The general public is not privy to the IPCC debate. But I have been speaking to somebody who understands the issues: Nic Lewis. A semiretired successful financier from Bath, England, with a strong mathematics and physics background, Mr. Lewis has made significant contributions to the subject of climate change
He first collaborated with others to expose major statistical errors in a 2009 study of Antarctic temperatures. In 2011 he discovered that the IPCC had, by an unjustified statistical manipulation, altered the results of a key 2006 paper by Piers Forster of Reading University and Jonathan Gregory of the Met Office (the United Kingdom’s national weather service), to vastly increase the small risk that the paper showed of climate sensitivity being high. Mr. Lewis also found that the IPCC had misreported the results of another study, leading to the IPCC issuing an Erratum in 2011.
Mr. Lewis tells me that the latest observational estimates of the effect of aerosols (such as sulfurous particles from coal smoke) find that they have much less cooling effect than thought when the last IPCC report was written. The rate at which the ocean is absorbing greenhouse-gas-induced warming is also now known to be fairly modest. In other words, the two excuses used to explain away the slow, mild warming we have actually experienced—culminating in a standstill in which global temperatures are no higher than they were 16 years ago—no longer work.
In short: We can now estimate, based on observations, how sensitive the temperature is to carbon dioxide. We do not need to rely heavily on unproven models. Comparing the trend in global temperature over the past 100-150 years with the change in “radiative forcing” (heating or cooling power) from carbon dioxide, aerosols and other sources, minus ocean heat uptake, can now give a good estimate of climate sensitivity.

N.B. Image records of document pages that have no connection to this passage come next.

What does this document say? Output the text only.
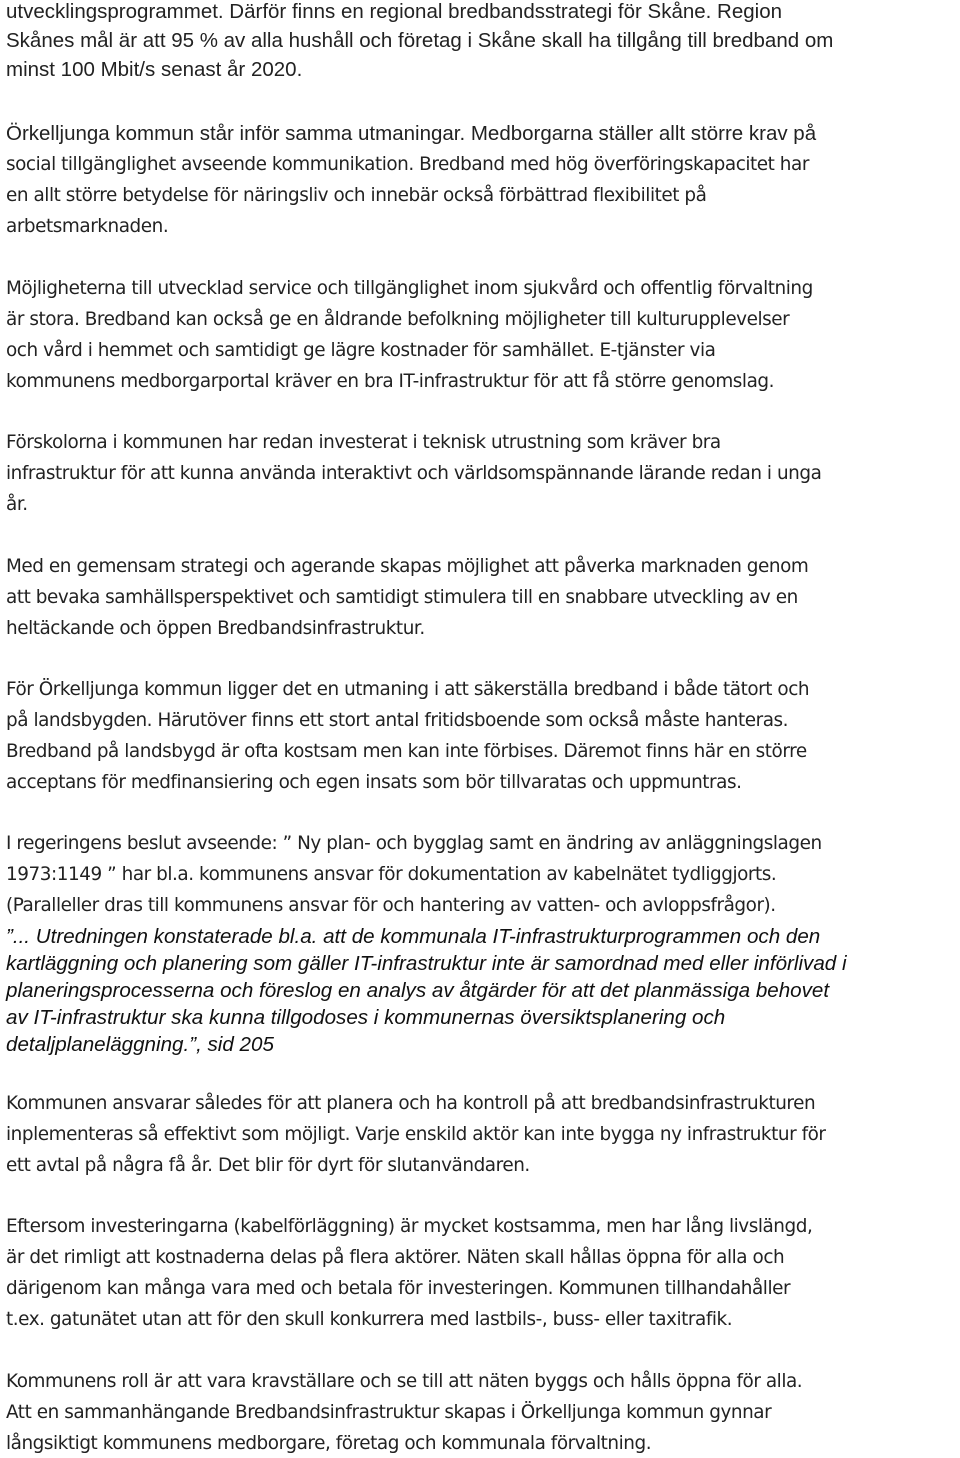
utvecklingsprogrammet. Därför finns en regional bredbandsstrategi för Skåne. Region
Skånes mål är att 95 % av alla hushåll och företag i Skåne skall ha tillgång till bredband om
minst 100 Mbit/s senast år 2020.
Örkelljunga kommun står inför samma utmaningar. Medborgarna ställer allt större krav på
social tillgänglighet avseende kommunikation. Bredband med hög överföringskapacitet har
en allt större betydelse för näringsliv och innebär också förbättrad flexibilitet på
arbetsmarknaden.
Möjligheterna till utvecklad service och tillgänglighet inom sjukvård och offentlig förvaltning
är stora. Bredband kan också ge en åldrande befolkning möjligheter till kulturupplevelser
och vård i hemmet och samtidigt ge lägre kostnader för samhället. E-tjänster via
kommunens medborgarportal kräver en bra IT-infrastruktur för att få större genomslag.
Förskolorna i kommunen har redan investerat i teknisk utrustning som kräver bra
infrastruktur för att kunna använda interaktivt och världsomspännande lärande redan i unga
år.
Med en gemensam strategi och agerande skapas möjlighet att påverka marknaden genom
att bevaka samhällsperspektivet och samtidigt stimulera till en snabbare utveckling av en
heltäckande och öppen Bredbandsinfrastruktur.
För Örkelljunga kommun ligger det en utmaning i att säkerställa bredband i både tätort och
på landsbygden. Härutöver finns ett stort antal fritidsboende som också måste hanteras.
Bredband på landsbygd är ofta kostsam men kan inte förbises. Däremot finns här en större
acceptans för medfinansiering och egen insats som bör tillvaratas och uppmuntras.
I regeringens beslut avseende: ” Ny plan- och bygglag samt en ändring av anläggningslagen
1973:1149 ” har bl.a. kommunens ansvar för dokumentation av kabelnätet tydliggjorts.
(Paralleller dras till kommunens ansvar för och hantering av vatten- och avloppsfrågor).
”... Utredningen konstaterade bl.a. att de kommunala IT-infrastrukturprogrammen och den
kartläggning och planering som gäller IT-infrastruktur inte är samordnad med eller införlivad i
planeringsprocesserna och föreslog en analys av åtgärder för att det planmässiga behovet
av IT-infrastruktur ska kunna tillgodoses i kommunernas översiktsplanering och
detaljplaneläggning.”, sid 205
Kommunen ansvarar således för att planera och ha kontroll på att bredbandsinfrastrukturen
inplementeras så effektivt som möjligt. Varje enskild aktör kan inte bygga ny infrastruktur för
ett avtal på några få år. Det blir för dyrt för slutanvändaren.
Eftersom investeringarna (kabelförläggning) är mycket kostsamma, men har lång livslängd,
är det rimligt att kostnaderna delas på flera aktörer. Näten skall hållas öppna för alla och
därigenom kan många vara med och betala för investeringen. Kommunen tillhandahåller
t.ex. gatunätet utan att för den skull konkurrera med lastbils-, buss- eller taxitrafik.
Kommunens roll är att vara kravställare och se till att näten byggs och hålls öppna för alla.
Att en sammanhängande Bredbandsinfrastruktur skapas i Örkelljunga kommun gynnar
långsiktigt kommunens medborgare, företag och kommunala förvaltning.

The conclusion—taking the best observational estimates of the change in decadal-average global temperature between 1871-80 and 2002-11, and of the corresponding changes in forcing and ocean heat uptake—is this: A doubling of CO2 will lead to a warming of 1.6°-1.7°C (2.9°-3.1°F).
This is much lower than the IPCC’s current best estimate, 3°C (5.4°F).
Mr. Lewis is an expert reviewer of the recently leaked draft of the IPCC’s WG1 Scientific Report. The IPCC forbids him to quote from it, but he is privy to all the observational best estimates and uncertainty ranges the draft report gives. What he has told me is dynamite.
Given what we know now, there is almost no way that the feared large temperature rise is going to happen. Mr. Lewis comments: “Taking the IPCC scenario that assumes a doubling of CO2, plus the equivalent of another 30% rise from other greenhouse gases by 2100, we are likely to experience a further rise of no more than 1°C.”
A cumulative change of less than 2°C by the end of this century will do no net harm. It will actually do net good—that much the IPCC scientists have already agreed upon in the last IPCC report. Rainfall will increase slightly, growing seasons will lengthen, Greenland’s ice cap will melt only very slowly, and so on.
Some of the best recent observationally based research also points to climate sensitivity being about 1.6°C for a doubling of CO2. An impressive study published this year by Magne Aldrin of the Norwegian Computing Center and colleagues gives a most-likely estimate of 1.6°C. Michael Ring and Michael Schlesinger of the University of Illinois, using the most trustworthy temperature record, also estimate 1.6°C.
The big question is this: Will the lead authors of the relevant chapter of the forthcoming IPCC scientific report acknowledge that the best observational evidence no longer supports the IPCC’s existing 2°-4.5°C “likely” range for climate sensitivity?